The secret of capitalizing on customer insights
This great McKinsey piece finally made it to the top of my reading stack last night - Capitalizing on customer insights (subscription required). As I read through the paper's description of the challenges of using information effectively in the context of more customer segments, more distribution channels, more store formats and more products I was struck by the potential for Enterprise Decision Management (EDM) in this context.
The challenges in getting useful insight from a wide variety of data were well articulated.I particularly liked the concept of "cell-level insight" as it seemed to me to focus on the real challenge of very tightly targeted insight. The paper discusses an established Fair Isaac customer, Best Buy, as an example. One of the first things Fair Isaac did was help Best Buy hook up its revenue to individual customers, a key step to providing "cell-level" data. Lots more has gone on since and a couple of articles have been published on how Fair Isaac is working with Best Buy. This one in Viewpoints -Best Buy aims analytics at purchasing triggers - discusses the use of Peacock (an analytic modeling product) as a key part of the Best Buy targeting strategy and this article in Fair Isaac's Marketing Decisions Newsletter - Best Buy Plugs into the Power of Customer Centricity - discusses how the use of sophisticated analytics has helped Best Buy become more and more customer-centric.
However it seems to me that this is necessary but may not be sufficient. Once one has "cell-level" insights or very finely grained ones, turning these insights into actions, especially in high-volume operational systems, is a second key barrier. Indeed the paper discussed the need to embed insights into "key decisions" to get value. I wonder if these "key" decisions are strategic or operational. A company could have strategic decisions that are key (launch this product, scale back this one) but it may also have operational ones that are key (what cross-sell offer to make to a given customer, how to up-sell on the website). Getting insight into these high-volume transactional systems is a whole different challenge. For instance, applying insight to the point of purchase for most retailers means automation thanks to the volume of decisions.Indeed one of the signs that you need to improve listed in the paper is that elaborate segmentation models are developed but not used to set channel strategies. This example of analyzing customers 30 ways while treating them only 3 is a classic "You need EDM" trigger. One of the three characteristics of an insights-driven company is that it can embed insights into front line decisions. This is the promise of EDM.

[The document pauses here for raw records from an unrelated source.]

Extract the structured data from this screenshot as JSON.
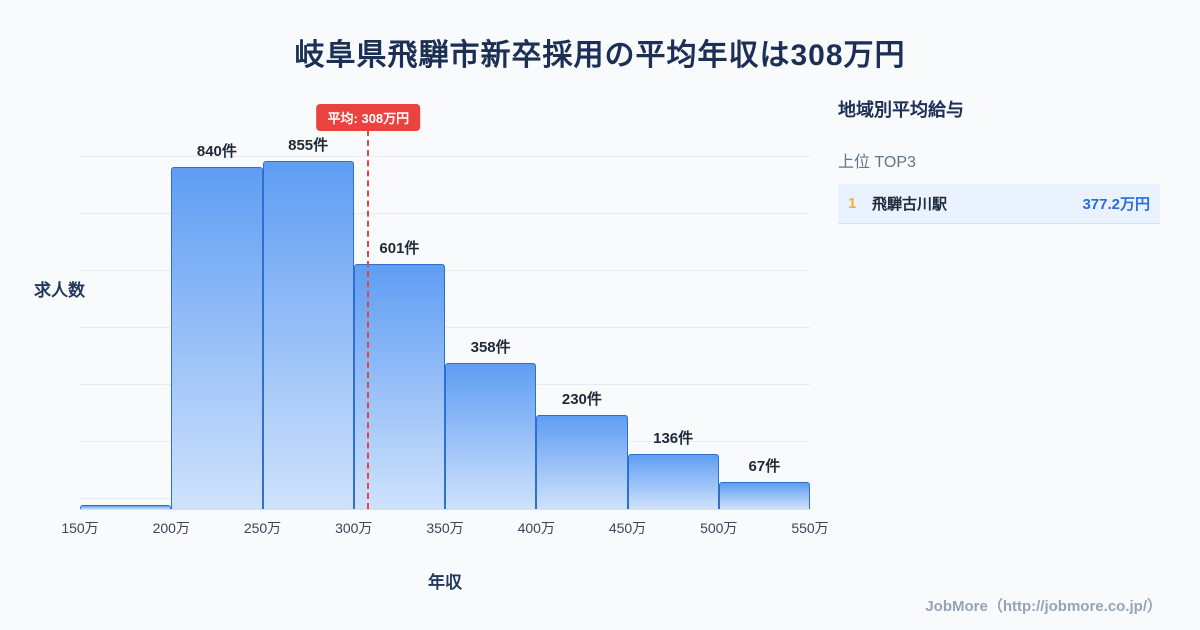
{
  "title": "岐阜県飛騨市新卒採用の平均年収は308万円",
  "chart_data": {
    "type": "bar",
    "subtype": "histogram",
    "title": "岐阜県飛騨市新卒採用の平均年収は308万円",
    "xlabel": "年収",
    "ylabel": "求人数",
    "bin_edge_labels": [
      "150万",
      "200万",
      "250万",
      "300万",
      "350万",
      "400万",
      "450万",
      "500万",
      "550万"
    ],
    "bin_edges_value": [
      150,
      200,
      250,
      300,
      350,
      400,
      450,
      500,
      550
    ],
    "values": [
      10,
      840,
      855,
      601,
      358,
      230,
      136,
      67
    ],
    "bar_labels": [
      "",
      "840件",
      "855件",
      "601件",
      "358件",
      "230件",
      "136件",
      "67件"
    ],
    "average": {
      "label": "平均: 308万円",
      "value": 308,
      "x_min": 150,
      "x_max": 550
    },
    "ylim": [
      0,
      900
    ],
    "grid": "horizontal",
    "colors": {
      "bar_top": "#5f9df3",
      "bar_bottom": "#cfe2fc",
      "bar_border": "#2f6fd0",
      "avg_line": "#e8433f",
      "title_text": "#1c2f55"
    }
  },
  "sidebar": {
    "title": "地域別平均給与",
    "subtitle": "上位 TOP3",
    "rows": [
      {
        "rank": "1",
        "name": "飛騨古川駅",
        "value": "377.2万円"
      }
    ]
  },
  "footer": {
    "credit": "JobMore（http://jobmore.co.jp/）"
  }
}
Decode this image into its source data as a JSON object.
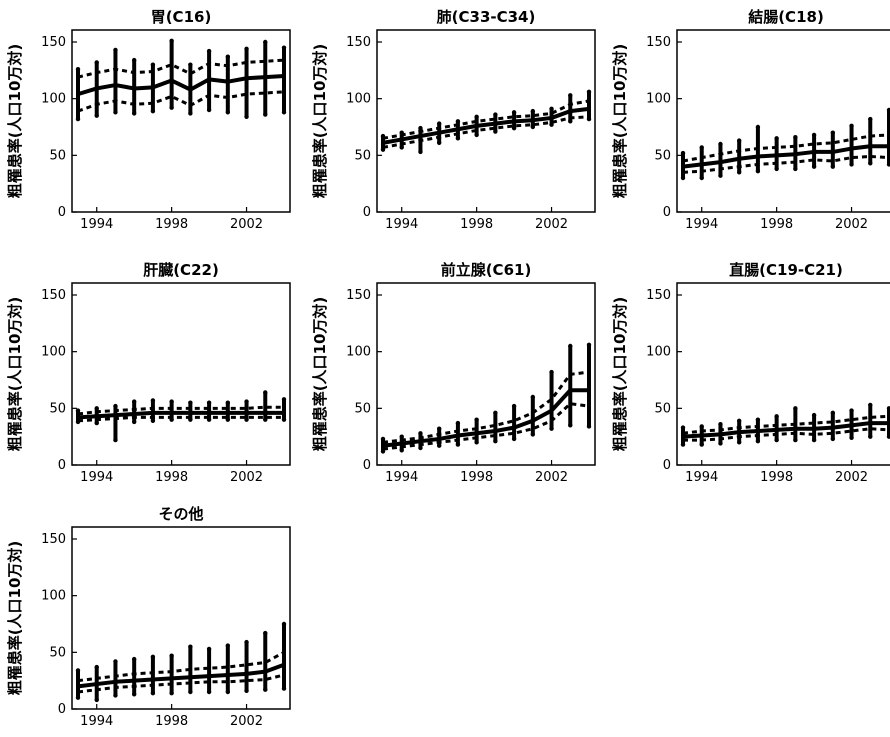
{
  "y_axis_label": "粗罹患率(人口10万対)",
  "chart_data": [
    {
      "type": "line",
      "title": "胃(C16)",
      "xlabel": "",
      "ylabel": "粗罹患率(人口10万対)",
      "xlim": [
        1993,
        2004
      ],
      "ylim": [
        0,
        150
      ],
      "xticks": [
        1994,
        1998,
        2002
      ],
      "yticks": [
        0,
        50,
        100,
        150
      ],
      "x": [
        1993,
        1994,
        1995,
        1996,
        1997,
        1998,
        1999,
        2000,
        2001,
        2002,
        2003,
        2004
      ],
      "series": [
        {
          "style": "solid",
          "values": [
            104,
            109,
            112,
            109,
            110,
            116,
            108,
            117,
            115,
            118,
            119,
            120
          ]
        },
        {
          "style": "dotted",
          "values": [
            119,
            123,
            126,
            123,
            124,
            130,
            122,
            131,
            129,
            132,
            133,
            134
          ]
        },
        {
          "style": "dotted",
          "values": [
            89,
            95,
            98,
            95,
            96,
            102,
            94,
            103,
            101,
            104,
            105,
            106
          ]
        }
      ],
      "ranges": [
        {
          "x": 1993,
          "low": 82,
          "high": 126
        },
        {
          "x": 1994,
          "low": 85,
          "high": 132
        },
        {
          "x": 1995,
          "low": 88,
          "high": 143
        },
        {
          "x": 1996,
          "low": 87,
          "high": 134
        },
        {
          "x": 1997,
          "low": 89,
          "high": 130
        },
        {
          "x": 1998,
          "low": 92,
          "high": 151
        },
        {
          "x": 1999,
          "low": 87,
          "high": 130
        },
        {
          "x": 2000,
          "low": 90,
          "high": 142
        },
        {
          "x": 2001,
          "low": 88,
          "high": 137
        },
        {
          "x": 2002,
          "low": 84,
          "high": 144
        },
        {
          "x": 2003,
          "low": 86,
          "high": 150
        },
        {
          "x": 2004,
          "low": 88,
          "high": 145
        }
      ]
    },
    {
      "type": "line",
      "title": "肺(C33-C34)",
      "xlabel": "",
      "ylabel": "粗罹患率(人口10万対)",
      "xlim": [
        1993,
        2004
      ],
      "ylim": [
        0,
        150
      ],
      "xticks": [
        1994,
        1998,
        2002
      ],
      "yticks": [
        0,
        50,
        100,
        150
      ],
      "x": [
        1993,
        1994,
        1995,
        1996,
        1997,
        1998,
        1999,
        2000,
        2001,
        2002,
        2003,
        2004
      ],
      "series": [
        {
          "style": "solid",
          "values": [
            61,
            64,
            67,
            70,
            73,
            76,
            78,
            80,
            81,
            83,
            89,
            91
          ]
        },
        {
          "style": "dotted",
          "values": [
            65,
            68,
            71,
            74,
            77,
            80,
            82,
            84,
            85,
            87,
            95,
            98
          ]
        },
        {
          "style": "dotted",
          "values": [
            57,
            60,
            63,
            66,
            69,
            72,
            74,
            76,
            77,
            79,
            83,
            84
          ]
        }
      ],
      "ranges": [
        {
          "x": 1993,
          "low": 55,
          "high": 67
        },
        {
          "x": 1994,
          "low": 57,
          "high": 70
        },
        {
          "x": 1995,
          "low": 53,
          "high": 74
        },
        {
          "x": 1996,
          "low": 61,
          "high": 78
        },
        {
          "x": 1997,
          "low": 65,
          "high": 80
        },
        {
          "x": 1998,
          "low": 68,
          "high": 84
        },
        {
          "x": 1999,
          "low": 71,
          "high": 86
        },
        {
          "x": 2000,
          "low": 74,
          "high": 88
        },
        {
          "x": 2001,
          "low": 75,
          "high": 89
        },
        {
          "x": 2002,
          "low": 77,
          "high": 91
        },
        {
          "x": 2003,
          "low": 80,
          "high": 103
        },
        {
          "x": 2004,
          "low": 82,
          "high": 106
        }
      ]
    },
    {
      "type": "line",
      "title": "結腸(C18)",
      "xlabel": "",
      "ylabel": "粗罹患率(人口10万対)",
      "xlim": [
        1993,
        2004
      ],
      "ylim": [
        0,
        150
      ],
      "xticks": [
        1994,
        1998,
        2002
      ],
      "yticks": [
        0,
        50,
        100,
        150
      ],
      "x": [
        1993,
        1994,
        1995,
        1996,
        1997,
        1998,
        1999,
        2000,
        2001,
        2002,
        2003,
        2004
      ],
      "series": [
        {
          "style": "solid",
          "values": [
            40,
            42,
            44,
            47,
            49,
            50,
            51,
            53,
            53,
            56,
            58,
            58
          ]
        },
        {
          "style": "dotted",
          "values": [
            45,
            48,
            51,
            54,
            56,
            57,
            58,
            60,
            61,
            64,
            67,
            68
          ]
        },
        {
          "style": "dotted",
          "values": [
            35,
            36,
            38,
            40,
            42,
            43,
            44,
            46,
            45,
            48,
            49,
            48
          ]
        }
      ],
      "ranges": [
        {
          "x": 1993,
          "low": 30,
          "high": 52
        },
        {
          "x": 1994,
          "low": 30,
          "high": 57
        },
        {
          "x": 1995,
          "low": 32,
          "high": 60
        },
        {
          "x": 1996,
          "low": 35,
          "high": 63
        },
        {
          "x": 1997,
          "low": 36,
          "high": 75
        },
        {
          "x": 1998,
          "low": 38,
          "high": 65
        },
        {
          "x": 1999,
          "low": 38,
          "high": 66
        },
        {
          "x": 2000,
          "low": 40,
          "high": 68
        },
        {
          "x": 2001,
          "low": 40,
          "high": 70
        },
        {
          "x": 2002,
          "low": 42,
          "high": 76
        },
        {
          "x": 2003,
          "low": 43,
          "high": 82
        },
        {
          "x": 2004,
          "low": 42,
          "high": 90
        }
      ]
    },
    {
      "type": "line",
      "title": "肝臓(C22)",
      "xlabel": "",
      "ylabel": "粗罹患率(人口10万対)",
      "xlim": [
        1993,
        2004
      ],
      "ylim": [
        0,
        150
      ],
      "xticks": [
        1994,
        1998,
        2002
      ],
      "yticks": [
        0,
        50,
        100,
        150
      ],
      "x": [
        1993,
        1994,
        1995,
        1996,
        1997,
        1998,
        1999,
        2000,
        2001,
        2002,
        2003,
        2004
      ],
      "series": [
        {
          "style": "solid",
          "values": [
            42,
            43,
            44,
            45,
            46,
            46,
            46,
            46,
            46,
            46,
            46,
            46
          ]
        },
        {
          "style": "dotted",
          "values": [
            45,
            47,
            48,
            49,
            50,
            50,
            50,
            50,
            50,
            50,
            51,
            51
          ]
        },
        {
          "style": "dotted",
          "values": [
            39,
            40,
            41,
            42,
            42,
            42,
            42,
            42,
            42,
            42,
            42,
            42
          ]
        }
      ],
      "ranges": [
        {
          "x": 1993,
          "low": 38,
          "high": 48
        },
        {
          "x": 1994,
          "low": 37,
          "high": 50
        },
        {
          "x": 1995,
          "low": 22,
          "high": 52
        },
        {
          "x": 1996,
          "low": 38,
          "high": 56
        },
        {
          "x": 1997,
          "low": 39,
          "high": 57
        },
        {
          "x": 1998,
          "low": 40,
          "high": 56
        },
        {
          "x": 1999,
          "low": 40,
          "high": 55
        },
        {
          "x": 2000,
          "low": 40,
          "high": 55
        },
        {
          "x": 2001,
          "low": 40,
          "high": 55
        },
        {
          "x": 2002,
          "low": 40,
          "high": 56
        },
        {
          "x": 2003,
          "low": 40,
          "high": 64
        },
        {
          "x": 2004,
          "low": 40,
          "high": 58
        }
      ]
    },
    {
      "type": "line",
      "title": "前立腺(C61)",
      "xlabel": "",
      "ylabel": "粗罹患率(人口10万対)",
      "xlim": [
        1993,
        2004
      ],
      "ylim": [
        0,
        150
      ],
      "xticks": [
        1994,
        1998,
        2002
      ],
      "yticks": [
        0,
        50,
        100,
        150
      ],
      "x": [
        1993,
        1994,
        1995,
        1996,
        1997,
        1998,
        1999,
        2000,
        2001,
        2002,
        2003,
        2004
      ],
      "series": [
        {
          "style": "solid",
          "values": [
            17,
            19,
            21,
            23,
            26,
            28,
            30,
            33,
            39,
            48,
            66,
            66
          ]
        },
        {
          "style": "dotted",
          "values": [
            20,
            22,
            24,
            27,
            30,
            32,
            35,
            39,
            46,
            58,
            80,
            82
          ]
        },
        {
          "style": "dotted",
          "values": [
            14,
            16,
            18,
            20,
            22,
            24,
            26,
            28,
            32,
            39,
            54,
            52
          ]
        }
      ],
      "ranges": [
        {
          "x": 1993,
          "low": 12,
          "high": 23
        },
        {
          "x": 1994,
          "low": 13,
          "high": 25
        },
        {
          "x": 1995,
          "low": 15,
          "high": 28
        },
        {
          "x": 1996,
          "low": 17,
          "high": 32
        },
        {
          "x": 1997,
          "low": 18,
          "high": 37
        },
        {
          "x": 1998,
          "low": 20,
          "high": 40
        },
        {
          "x": 1999,
          "low": 21,
          "high": 46
        },
        {
          "x": 2000,
          "low": 23,
          "high": 52
        },
        {
          "x": 2001,
          "low": 27,
          "high": 60
        },
        {
          "x": 2002,
          "low": 32,
          "high": 82
        },
        {
          "x": 2003,
          "low": 35,
          "high": 105
        },
        {
          "x": 2004,
          "low": 34,
          "high": 106
        }
      ]
    },
    {
      "type": "line",
      "title": "直腸(C19-C21)",
      "xlabel": "",
      "ylabel": "粗罹患率(人口10万対)",
      "xlim": [
        1993,
        2004
      ],
      "ylim": [
        0,
        150
      ],
      "xticks": [
        1994,
        1998,
        2002
      ],
      "yticks": [
        0,
        50,
        100,
        150
      ],
      "x": [
        1993,
        1994,
        1995,
        1996,
        1997,
        1998,
        1999,
        2000,
        2001,
        2002,
        2003,
        2004
      ],
      "series": [
        {
          "style": "solid",
          "values": [
            25,
            26,
            27,
            29,
            30,
            31,
            32,
            32,
            33,
            35,
            37,
            37
          ]
        },
        {
          "style": "dotted",
          "values": [
            28,
            30,
            31,
            33,
            34,
            35,
            36,
            37,
            38,
            40,
            42,
            43
          ]
        },
        {
          "style": "dotted",
          "values": [
            22,
            22,
            23,
            25,
            26,
            27,
            28,
            27,
            28,
            30,
            32,
            31
          ]
        }
      ],
      "ranges": [
        {
          "x": 1993,
          "low": 18,
          "high": 33
        },
        {
          "x": 1994,
          "low": 18,
          "high": 34
        },
        {
          "x": 1995,
          "low": 19,
          "high": 36
        },
        {
          "x": 1996,
          "low": 20,
          "high": 39
        },
        {
          "x": 1997,
          "low": 21,
          "high": 40
        },
        {
          "x": 1998,
          "low": 22,
          "high": 43
        },
        {
          "x": 1999,
          "low": 22,
          "high": 50
        },
        {
          "x": 2000,
          "low": 22,
          "high": 44
        },
        {
          "x": 2001,
          "low": 23,
          "high": 46
        },
        {
          "x": 2002,
          "low": 24,
          "high": 48
        },
        {
          "x": 2003,
          "low": 25,
          "high": 53
        },
        {
          "x": 2004,
          "low": 25,
          "high": 50
        }
      ]
    },
    {
      "type": "line",
      "title": "その他",
      "xlabel": "",
      "ylabel": "粗罹患率(人口10万対)",
      "xlim": [
        1993,
        2004
      ],
      "ylim": [
        0,
        150
      ],
      "xticks": [
        1994,
        1998,
        2002
      ],
      "yticks": [
        0,
        50,
        100,
        150
      ],
      "x": [
        1993,
        1994,
        1995,
        1996,
        1997,
        1998,
        1999,
        2000,
        2001,
        2002,
        2003,
        2004
      ],
      "series": [
        {
          "style": "solid",
          "values": [
            20,
            22,
            24,
            25,
            26,
            27,
            28,
            29,
            30,
            31,
            33,
            39
          ]
        },
        {
          "style": "dotted",
          "values": [
            25,
            27,
            29,
            31,
            32,
            33,
            35,
            36,
            37,
            39,
            41,
            50
          ]
        },
        {
          "style": "dotted",
          "values": [
            15,
            17,
            19,
            20,
            21,
            22,
            23,
            24,
            24,
            25,
            26,
            30
          ]
        }
      ],
      "ranges": [
        {
          "x": 1993,
          "low": 10,
          "high": 34
        },
        {
          "x": 1994,
          "low": 8,
          "high": 37
        },
        {
          "x": 1995,
          "low": 12,
          "high": 42
        },
        {
          "x": 1996,
          "low": 13,
          "high": 44
        },
        {
          "x": 1997,
          "low": 14,
          "high": 46
        },
        {
          "x": 1998,
          "low": 14,
          "high": 47
        },
        {
          "x": 1999,
          "low": 15,
          "high": 55
        },
        {
          "x": 2000,
          "low": 15,
          "high": 53
        },
        {
          "x": 2001,
          "low": 15,
          "high": 56
        },
        {
          "x": 2002,
          "low": 16,
          "high": 59
        },
        {
          "x": 2003,
          "low": 17,
          "high": 67
        },
        {
          "x": 2004,
          "low": 18,
          "high": 75
        }
      ]
    }
  ]
}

The paper also explores the idea of vendor networks for improving insight by tying together different data sources, skills, services and analytics One interesting example of this is ScoreNet, Fair Isaac's approach to delivering integrated data, services, analytics and applications over a network.The paper talks a lot about the concept of merging internal company information with external sources of data to create more meaningful insight. ScoreNet can help customers with these "external data augmentation" challenges. However one of the issues in doing this is knowing what data might be relevant - something that requires data expertise in a vertical. Indeed Fair Isaac has done a lot of work "Collaborating with insights partners" by developing the kind of data consortia needed to drive down fraud in an industry for example. We call this being a Decision Service Provider or DSP and it is perhaps the logical end result of the process of capitalizing on customer insights.